Et pourtant, dans une galaxie près de chez vous, se poursuit la course à la chefferie du Parti québécois.

Quoi qu’on en pense, et même si elle ne passionne pas grand monde, elle est importante.

Les péquistes choisissent le chef de l’opposition­­ officielle et celui qui essaiera de devenir premier ministre aux prochaines élections.

Comme d’habitude, lorsque les péquistes se parlent, ils parlent de souveraineté. C’est normal. C’est la raison d’être du parti. Et ce n’est pas insensé­­ : il y a quelque chose d’absurde­­ à ce que le Québec ne soit toujours pas indépendant.

Souveraineté

Mais on sait ce que les Québécois en pensent pour l’instant : ils ne veulent pas en entendre parler.

Les péquistes ont beau répéter qu’elle est nécessaire, la grande majorité a les oreilles bouchées. C’est triste, mais c’est ainsi.

Au moins deux des trois partis devraient chercher un compromis politique.

Et il n’y a pas vraiment de recette magique pour exciter le désir souverainiste. Voilà pourquoi la plupart des souverainistes sont aujourd’hui déprimés.

Aux prochaines élections, les électeurs nationalistes ne se demanderont pas « comment reprendre la marche vers la souveraineté », mais « comment se débarrasser du gouvernement libéral », en poste depuis 2003, mis à part un intermède péquiste de septembre 2012 à avril 2014.

En d’autres mots, s’il y a un désir bien présent dans l’électorat nationaliste, c’est moins celui d’une reprise du combat indépendantiste qu’une volonté bien réelle d’en finir avec un Parti libéral toxique, hostile à notre identité.

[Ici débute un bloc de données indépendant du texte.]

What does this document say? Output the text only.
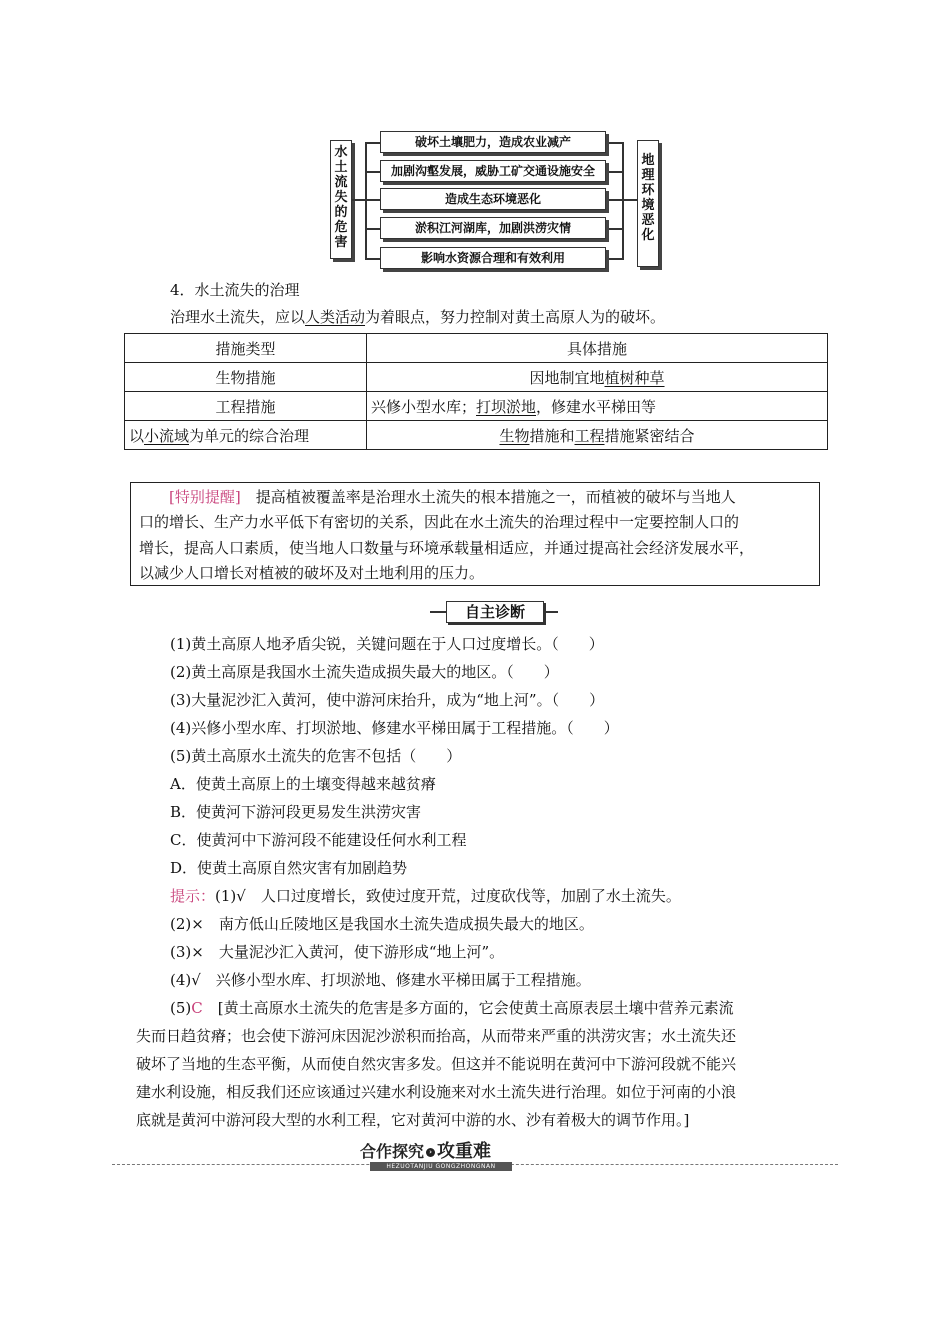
水土流失的危害
地理环境恶化
破坏土壤肥力，造成农业减产
加剧沟壑发展，威胁工矿交通设施安全
造成生态环境恶化
淤积江河湖库，加剧洪涝灾情
影响水资源合理和有效利用
4．水土流失的治理
治理水土流失，应以人类活动为着眼点，努力控制对黄土高原人为的破坏。
措施类型	具体措施
生物措施	因地制宜地植树种草
工程措施	兴修小型水库；打坝淤地，修建水平梯田等
以小流域为单元的综合治理	生物措施和工程措施紧密结合
[特别提醒]　 提高植被覆盖率是治理水土流失的根本措施之一，而植被的破坏与当地人
口的增长、生产力水平低下有密切的关系，因此在水土流失的治理过程中一定要控制人口的
增长，提高人口素质，使当地人口数量与环境承载量相适应，并通过提高社会经济发展水平，
以减少人口增长对植被的破坏及对土地利用的压力。
自主诊断
(1)黄土高原人地矛盾尖锐，关键问题在于人口过度增长。（　　）
(2)黄土高原是我国水土流失造成损失最大的地区。（　　）
(3)大量泥沙汇入黄河，使中游河床抬升，成为“地上河”。（　　）
(4)兴修小型水库、打坝淤地、修建水平梯田属于工程措施。（　　）
(5)黄土高原水土流失的危害不包括（　　）
A．使黄土高原上的土壤变得越来越贫瘠
B．使黄河下游河段更易发生洪涝灾害
C．使黄河中下游河段不能建设任何水利工程
D．使黄土高原自然灾害有加剧趋势
提示：(1)√　人口过度增长，致使过度开荒，过度砍伐等，加剧了水土流失。
(2)×　南方低山丘陵地区是我国水土流失造成损失最大的地区。
(3)×　大量泥沙汇入黄河，使下游形成“地上河”。
(4)√　兴修小型水库、打坝淤地、修建水平梯田属于工程措施。
(5)C　 [黄土高原水土流失的危害是多方面的，它会使黄土高原表层土壤中营养元素流
失而日趋贫瘠；也会使下游河床因泥沙淤积而抬高，从而带来严重的洪涝灾害；水土流失还
破坏了当地的生态平衡，从而使自然灾害多发。但这并不能说明在黄河中下游河段就不能兴
建水利设施，相反我们还应该通过兴建水利设施来对水土流失进行治理。如位于河南的小浪
底就是黄河中游河段大型的水利工程，它对黄河中游的水、沙有着极大的调节作用。]
合作探究 › 攻重难
HEZUOTANJIU GONGZHONGNAN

Mais un problème se pose : le vote nationaliste est divisé en trois parts inégales.

On en retrouve évidemment une grosse partie au PQ. On en retrouve une autre à la CAQ. On en retrouve une dernière, petite, mais pas insignifiante, à Québec solidaire. Évidemment, ces trois partis ne sont pas appelés­­ à s’entendre.

Le PQ croit à la souveraineté, mais sait qu’il ne la fera pas à court ou moyen terme.

La moitié de la CAQ n’y croit plus et l’autre moitié s’y oppose.

Enfin, Québec solidaire croit au socialisme­­ et à un univers parallèle qui, pour la grande majorité de la population­­, serait un enfer bureaucratique politiquement correct sous-oxygéné.

Compromis

Il faudrait un programme commun nationaliste. Au moins deux des trois partis devraient chercher un compromis politique.

Le terrain d’entente est difficile à trouver.

Résultat : les libéraux se croient installés au gouvernement pour l’éternité.

Ils maltraitent la langue française, préparent l’augmentation des seuils d’immigration et sifflotent gaiement quand les sièges sociaux s’en vont.

Mais qu’importe : les partis d’opposition refusent de se parler. Chacun veut prendre le pouvoir seul.

Alors en 2018, si la tendance se maintient, nous aurons droit à la réélection du Parti libéral. Jusqu’en 2022. Cela fera presque vingt ans.

N’en doutons pas, si les nationalistes continuent de faire la politique en amateurs, les libéraux se rendront à trente.